Su che binario sta procedendo il mondo? Quale sarà lo scenario tra venti o trent’anni? Nel nostro presente europeo e occidentale non si fa che parlare di crisi e di crollo dell’economia. E tutto si ferma qui.

Charles A. Kupchan, professore alla Georgetown University ed editorialista del New York Times, cerca una risposta a questo quesito nel suo libro Nessuno controlla il mondo (Il Saggiatore, pp. 285, euro 19,50). Quando in televisione si parla di crisi, il riferimento è ai paesi occidentali, come Europa e America del nord; tutto il resto del mondo viene tagliato fuori senza troppe cerimonie. Kupchan ripercorre, attraverso un rapido excursus storico, come si è arrivati all’affermazione della «mentalità occidentalista» che quando parla di « mondo» fa riferimento solo a una piccola parte di esso.

Ci sono particolari fattori che hanno permesso a questo modello di predominare per un lungo periodo di tempo. Prima l’Europa e poi l’America si sono imposte, spesso con la violenza, sulla scena internazionale in nome della supremazia modello sociale e economico occidentale. Per l’autore, invece, i motivi che hanno portato a questa situazione sono del tutto contingenti e vanno cercati nelle crepe del potere e nella vitalità politica delle classi medie: fattore, quest’ultimo, non presente in altre realtà, come Cina e India.

Il presente vede invece l’Occidente in crisi e altri paesi in forte crescita economica, dopo anni di presenza secondaria sul panorama internazionale. C’è chi ha affermato che tutto questo accade per un’adozione del modello occidentale da parte dei paesi asiatici, in un’estrema difesa della validità del nostro pensiero. Kupchan dimostra, dati alla mano, che invece non è così e che le condizioni che hanno portato alla situazione presente nei Brics sono elementi in gran parte estranei alla nostra cultura di occidentali. Nel frattempo, l’ Europa vede il ritorno del nazionalismo, mentre gli Stati Uniti si perdono nei propri conflitti interni: crepe visibili del blocco occidentale, che se non vegnono affrontate e «risolte» porteranno, secondo Kupchan, a un irreversibile tramonto economico e politico dell’Europa e degli Stati Uniti.
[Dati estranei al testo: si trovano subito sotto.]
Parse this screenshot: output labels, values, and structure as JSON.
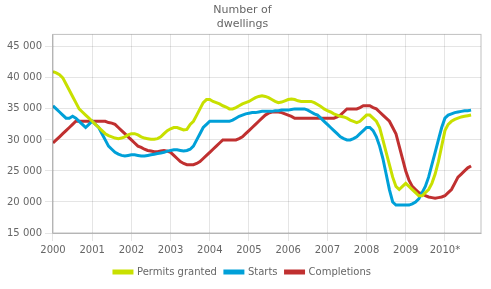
{
  "chart_data": {
    "type": "line",
    "title": "Number of\ndwellings",
    "x": [
      2000.0,
      2000.083,
      2000.167,
      2000.25,
      2000.333,
      2000.417,
      2000.5,
      2000.583,
      2000.667,
      2000.75,
      2000.833,
      2000.917,
      2001.0,
      2001.083,
      2001.167,
      2001.25,
      2001.333,
      2001.417,
      2001.5,
      2001.583,
      2001.667,
      2001.75,
      2001.833,
      2001.917,
      2002.0,
      2002.083,
      2002.167,
      2002.25,
      2002.333,
      2002.417,
      2002.5,
      2002.583,
      2002.667,
      2002.75,
      2002.833,
      2002.917,
      2003.0,
      2003.083,
      2003.167,
      2003.25,
      2003.333,
      2003.417,
      2003.5,
      2003.583,
      2003.667,
      2003.75,
      2003.833,
      2003.917,
      2004.0,
      2004.083,
      2004.167,
      2004.25,
      2004.333,
      2004.417,
      2004.5,
      2004.583,
      2004.667,
      2004.75,
      2004.833,
      2004.917,
      2005.0,
      2005.083,
      2005.167,
      2005.25,
      2005.333,
      2005.417,
      2005.5,
      2005.583,
      2005.667,
      2005.75,
      2005.833,
      2005.917,
      2006.0,
      2006.083,
      2006.167,
      2006.25,
      2006.333,
      2006.417,
      2006.5,
      2006.583,
      2006.667,
      2006.75,
      2006.833,
      2006.917,
      2007.0,
      2007.083,
      2007.167,
      2007.25,
      2007.333,
      2007.417,
      2007.5,
      2007.583,
      2007.667,
      2007.75,
      2007.833,
      2007.917,
      2008.0,
      2008.083,
      2008.167,
      2008.25,
      2008.333,
      2008.417,
      2008.5,
      2008.583,
      2008.667,
      2008.75,
      2008.833,
      2008.917,
      2009.0,
      2009.083,
      2009.167,
      2009.25,
      2009.333,
      2009.417,
      2009.5,
      2009.583,
      2009.667,
      2009.75,
      2009.833,
      2009.917,
      2010.0,
      2010.083,
      2010.167,
      2010.25,
      2010.333,
      2010.417,
      2010.5,
      2010.583,
      2010.667
    ],
    "series": [
      {
        "name": "Permits granted",
        "color": "#c8e000",
        "values": [
          41000,
          40800,
          40500,
          40000,
          39000,
          38000,
          37000,
          36000,
          35000,
          34500,
          34000,
          33500,
          33000,
          32500,
          32000,
          31500,
          31000,
          30700,
          30500,
          30300,
          30200,
          30300,
          30500,
          30800,
          31000,
          31000,
          30800,
          30500,
          30300,
          30200,
          30100,
          30100,
          30200,
          30500,
          31000,
          31500,
          31800,
          32000,
          32000,
          31800,
          31600,
          31700,
          32500,
          33000,
          34000,
          35000,
          36000,
          36500,
          36500,
          36200,
          36000,
          35800,
          35500,
          35300,
          35000,
          35000,
          35200,
          35500,
          35800,
          36000,
          36200,
          36500,
          36800,
          37000,
          37100,
          37000,
          36800,
          36500,
          36200,
          36000,
          36100,
          36300,
          36500,
          36600,
          36500,
          36300,
          36200,
          36200,
          36200,
          36200,
          36000,
          35700,
          35400,
          35000,
          34700,
          34500,
          34200,
          34000,
          33800,
          33700,
          33500,
          33200,
          33000,
          32800,
          33000,
          33500,
          34000,
          34000,
          33500,
          33000,
          32000,
          30000,
          28000,
          26000,
          24000,
          22500,
          22000,
          22500,
          23000,
          22500,
          22000,
          21500,
          21000,
          21000,
          21500,
          22000,
          23000,
          24500,
          26500,
          29000,
          31500,
          32500,
          33000,
          33300,
          33500,
          33700,
          33800,
          33900,
          34000
        ]
      },
      {
        "name": "Starts",
        "color": "#00a0d8",
        "values": [
          35500,
          35000,
          34500,
          34000,
          33500,
          33500,
          33800,
          33500,
          33000,
          32500,
          32000,
          32500,
          33000,
          32500,
          32000,
          31000,
          30000,
          29000,
          28500,
          28000,
          27700,
          27500,
          27400,
          27500,
          27600,
          27600,
          27500,
          27400,
          27400,
          27500,
          27600,
          27700,
          27800,
          27900,
          28000,
          28200,
          28300,
          28400,
          28400,
          28300,
          28200,
          28300,
          28500,
          29000,
          30000,
          31000,
          32000,
          32500,
          33000,
          33000,
          33000,
          33000,
          33000,
          33000,
          33000,
          33200,
          33500,
          33800,
          34000,
          34200,
          34300,
          34400,
          34400,
          34500,
          34600,
          34600,
          34600,
          34600,
          34700,
          34700,
          34800,
          34800,
          34800,
          34900,
          35000,
          35000,
          35000,
          35000,
          34800,
          34500,
          34200,
          34000,
          33500,
          33000,
          32500,
          32000,
          31500,
          31000,
          30500,
          30200,
          30000,
          30000,
          30200,
          30500,
          31000,
          31500,
          32000,
          32000,
          31500,
          30500,
          29000,
          27000,
          24500,
          22000,
          20000,
          19500,
          19500,
          19500,
          19500,
          19500,
          19700,
          20000,
          20500,
          21500,
          22500,
          24000,
          26000,
          28000,
          30000,
          32000,
          33500,
          34000,
          34200,
          34400,
          34500,
          34600,
          34700,
          34700,
          34800
        ]
      },
      {
        "name": "Completions",
        "color": "#c03030",
        "values": [
          29500,
          30000,
          30500,
          31000,
          31500,
          32000,
          32500,
          33000,
          33000,
          33000,
          33000,
          33000,
          33000,
          33000,
          33000,
          33000,
          33000,
          32800,
          32700,
          32500,
          32000,
          31500,
          31000,
          30500,
          30000,
          29500,
          29000,
          28800,
          28500,
          28300,
          28200,
          28100,
          28100,
          28200,
          28300,
          28200,
          28000,
          27500,
          27000,
          26500,
          26200,
          26000,
          26000,
          26000,
          26200,
          26500,
          27000,
          27500,
          28000,
          28500,
          29000,
          29500,
          30000,
          30000,
          30000,
          30000,
          30000,
          30200,
          30500,
          31000,
          31500,
          32000,
          32500,
          33000,
          33500,
          34000,
          34300,
          34500,
          34500,
          34500,
          34400,
          34200,
          34000,
          33800,
          33500,
          33500,
          33500,
          33500,
          33500,
          33500,
          33500,
          33500,
          33500,
          33500,
          33500,
          33500,
          33500,
          33700,
          34000,
          34500,
          35000,
          35000,
          35000,
          35000,
          35200,
          35500,
          35500,
          35500,
          35200,
          35000,
          34500,
          34000,
          33500,
          33000,
          32000,
          31000,
          29000,
          27000,
          25000,
          23500,
          22500,
          22000,
          21500,
          21300,
          21000,
          20800,
          20700,
          20600,
          20700,
          20800,
          21000,
          21500,
          22000,
          23000,
          24000,
          24500,
          25000,
          25500,
          25800
        ]
      }
    ],
    "xlim": [
      2000,
      2010.92
    ],
    "xticks": [
      2000,
      2001,
      2002,
      2003,
      2004,
      2005,
      2006,
      2007,
      2008,
      2009,
      {
        "value": 2010,
        "label": "2010*"
      }
    ],
    "ylim": [
      15000,
      47000
    ],
    "yticks": [
      {
        "value": 15000,
        "label": "15 000"
      },
      {
        "value": 20000,
        "label": "20 000"
      },
      {
        "value": 25000,
        "label": "25 000"
      },
      {
        "value": 30000,
        "label": "30 000"
      },
      {
        "value": 35000,
        "label": "35 000"
      },
      {
        "value": 40000,
        "label": "40 000"
      },
      {
        "value": 45000,
        "label": "45 000"
      }
    ],
    "grid": true,
    "legend": "bottom"
  }
}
Il pregio maggiore del volume sta nel presentare, in maniera concisa e chiara, le tappe storico-sociali che hanno condotto il mondo alla condizione attuale. L’analisi che lo sorregge è la sintesi di importanti studi storici sui nazionalismi, come quelli di Benedict Anderson e di Adda Bozeman, che ripercorrono il processo di formazione e di predominio euro-americano.

La parte più azzardata del saggio è invece quella sulle «previsioni» per il futuro, non tanto per quanto riguarda il fronte dei paesi emergenti, quanto proprio per l’eccessiva mancanza di fiducia in istituzioni che, per quanto possano suscitare il malcontento nazionale, hanno ancora una presa forte e sono ben lontane dallo scomparire, come l’Ue e il modello bipartisan americano. A parte queste supposizioni un po’ azzardate di Kupchan, la sua proposta di governabilità del mondo sulla base di nuovi presupposti è interessante. Le parole chiave sono «unità», «apertura», «collaborazione» e «solvibilità». Il recupero della solvibilità economica è il punto fondamentale, a livello pratico, per una ripresa dell’Occidente. Per l’autore, bisogna creare nuovi equilibri tra i mezzi e gli scopi, mettendo fine alla tendenza a spendere più di quanto si produce, fenomeno che crea deficit commerciali e spesso bolle speculative. In secondo luogo, bisognerebbe coltivare i concetti di flessibilità e apertura: la pretesa occidentale di applicare e imporre a tutti i costi il proprio modello a paesi dalla diversa cultura non solo è una forzatura, ma dimostra la cieca fede nei confronti di un modo di pensare che ha prodotto questa crisi. Gli occidentali devono, quindi, essere aperti ad altre strade, senza fossilizzarsi sulla propria e senza chiudere gli occhi a soluzioni alternative.